Hindu law is based on ancient scriptures and has evolved over time as a result of court decisions. The Hindu Marriage Act, Hindu Succession Act, Hindu Adoption and Maintenance Act, and Hindu Minority and Guardianship Act were all passed to codify some of the rules that apply to Hindus. The Hindu Succession Act which codified regulations pertaining to succession and inheritance of individual and joint family property, is the most important of these laws. The rights of a Hindu daughter in property is the subject of this article.

Daughter’s Right in Father’s Self Acquired Property 一

Property is divided into two broad headings under Hindu law for the purposes of inheritance:
(1) Joint Family Property and
(2) Self-Acquired Property

All property inherited by a son from his father, paternal grandfather, or paternal great-grandfather is referred to as Joint Family Property. All other property is classified as self-acquired property.

A daughter has the same rights to acquire, possess, and dispose of property and is treated as Class I heir. Today, a woman's ability to acquire, keep, and dispose of property is essentially unrestricted. Daughters have an equal portion of both their father's self-acquired and ancestral property. Daughters have become coparceners since the Supreme Court’s decision in 2005.

Daughters’ Right in Ancestral Property 一 

HUF (Hindu Undivided Family) is a unique notion recognised by Hindu law, which refers to a group of people who are lineally derived from a common male ancestor and are linked to one another by birth or marriage. A joint family's members are separated into two groups. All coparceners fall into the first group, which includes individuals who have joined the family via birth or adoption. The second group consists of female members who have joined the family as a result of their marriage to a male family member. The coparceners are all members, but the opposite is not true.

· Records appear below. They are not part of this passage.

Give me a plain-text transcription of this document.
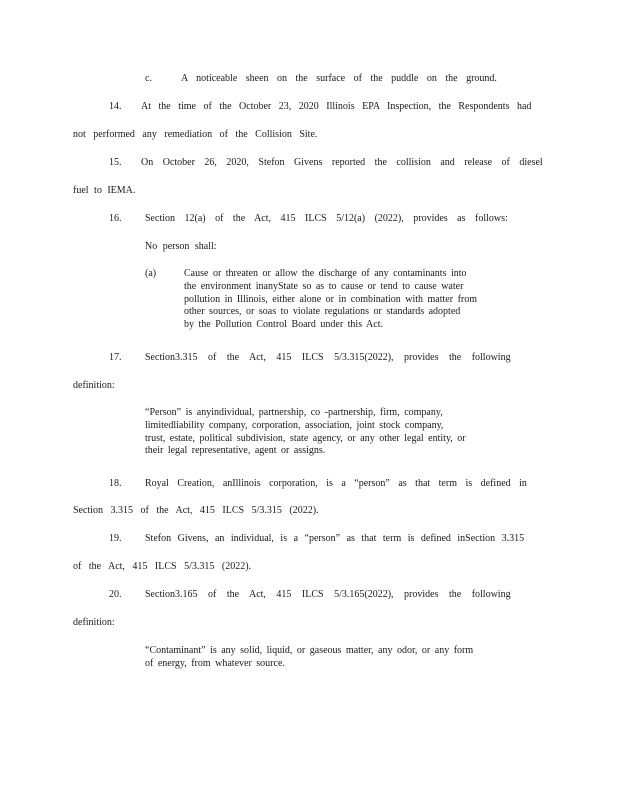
c.	A noticeable sheen on the surface of the puddle on the ground.
14. At the time of the October 23, 2020 Illinois EPA Inspection, the Respondents had
not performed any remediation of the Collision Site.
15. On October 26, 2020, Stefon Givens reported the collision and release of diesel
fuel to IEMA.
16. Section 12(a) of the Act, 415 ILCS 5/12(a) (2022), provides as follows:
No person shall:
(a)	Cause or threaten or allow the discharge of any contaminants into
the environment inanyState so as to cause or tend to cause water
pollution in Illinois, either alone or in combination with matter from
other sources, or soas to violate regulations or standards adopted
by the Pollution Control Board under this Act.
17. Section3.315 of the Act, 415 ILCS 5/3.315(2022), provides the following
definition:
“Person” is anyindividual, partnership, co -partnership, firm, company,
limitedliability company, corporation, association, joint stock company,
trust, estate, political subdivision, state agency, or any other legal entity, or
their legal representative, agent or assigns.
18. Royal Creation, anIllinois corporation, is a “person” as that term is defined in
Section 3.315 of the Act, 415 ILCS 5/3.315 (2022).
19. Stefon Givens, an individual, is a “person” as that term is defined inSection 3.315
of the Act, 415 ILCS 5/3.315 (2022).
20. Section3.165 of the Act, 415 ILCS 5/3.165(2022), provides the following
definition:
“Contaminant” is any solid, liquid, or gaseous matter, any odor, or any form
of energy, from whatever source.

Prior to the revision of the law, only male members were considered coparceners; however, as of September 9, 2005, girls are also considered coparceners and have the same rights as sons. A daughter had no right to a portion of the joint family property, preceding the amendment in the Law. The daughter, on the other hand, was entitled to a share of her father's interests in the joint family upon his death, just as if it were his individual property. In order to determine the father's portion of the property, a notional split was assumed to have occurred shortly before his death. If the male has no female heirs, his portion of the joint family property will pass to the surviving coparceners on the basis of survivorship. 

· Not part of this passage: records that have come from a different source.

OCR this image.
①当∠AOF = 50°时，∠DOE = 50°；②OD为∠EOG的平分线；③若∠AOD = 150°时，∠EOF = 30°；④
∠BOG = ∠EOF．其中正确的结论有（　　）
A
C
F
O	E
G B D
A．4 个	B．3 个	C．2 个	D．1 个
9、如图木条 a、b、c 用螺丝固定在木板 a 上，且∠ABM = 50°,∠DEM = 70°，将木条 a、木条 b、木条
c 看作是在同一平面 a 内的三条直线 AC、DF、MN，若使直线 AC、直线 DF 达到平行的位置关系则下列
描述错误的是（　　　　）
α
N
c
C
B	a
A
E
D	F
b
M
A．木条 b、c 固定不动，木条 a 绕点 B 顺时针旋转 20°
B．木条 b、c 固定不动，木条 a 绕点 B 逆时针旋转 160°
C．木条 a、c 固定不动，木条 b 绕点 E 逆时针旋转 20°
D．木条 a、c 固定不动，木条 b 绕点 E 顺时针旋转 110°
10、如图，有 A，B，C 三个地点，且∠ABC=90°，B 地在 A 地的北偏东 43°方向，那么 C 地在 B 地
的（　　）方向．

Section 6 of the Hindu Succession Act, 1956, which deals with the coparcener's right in joint HUF property, was changed on September 9, 2005, with effect from that date. After this modification, the daughter is considered a coparcener from the moment she is born, and she has all the rights that come with being a coparcener, such as the right to seek for the property to be partitioned and the right to become Karta of the HUF. It's worth noting that, even after the amendment, only the daughter born into the family receives coparcenary rights, not the other female members who join the family by marriage. They are still recognised as members only, and hence are not able to request the division.

Though the daughter no longer belongs to her parents' HUF following the marriage, she remains a coparcener. When a daughter dies, her legal heirs get her portion of the joint family property. The portion that a daughter receives upon division is her personal property, which she is free to use as she sees fit. It should be emphasised that a daughter does not have the right to give her half of the HUF property while she is alive, but she can do so through a will. If she dies without a will, her legal heirs will get her part of the joint property.

 

The Hindu Succession Act of 1956, as amended in 2005, deals with Hindu daughters' rights to ancestral property. In the case of Rakesh Sharma v. Vineeta Sharma
Even if the father died before the Hindu Succession (Amendment) Act, 2005, a three-judge panel of the Hon'ble Supreme Court of India declared that daughters had the same entitlement to ancestral property as sons.

Conclusion 

A daughter can claim a title to coparcenary property under Hindu succession. A coparcenary property includes both, ancestral and self-acquired property of the father. While ancestral property is shared equally by all members of the coparcenary, self-acquired property is managed at the discretion of the individual.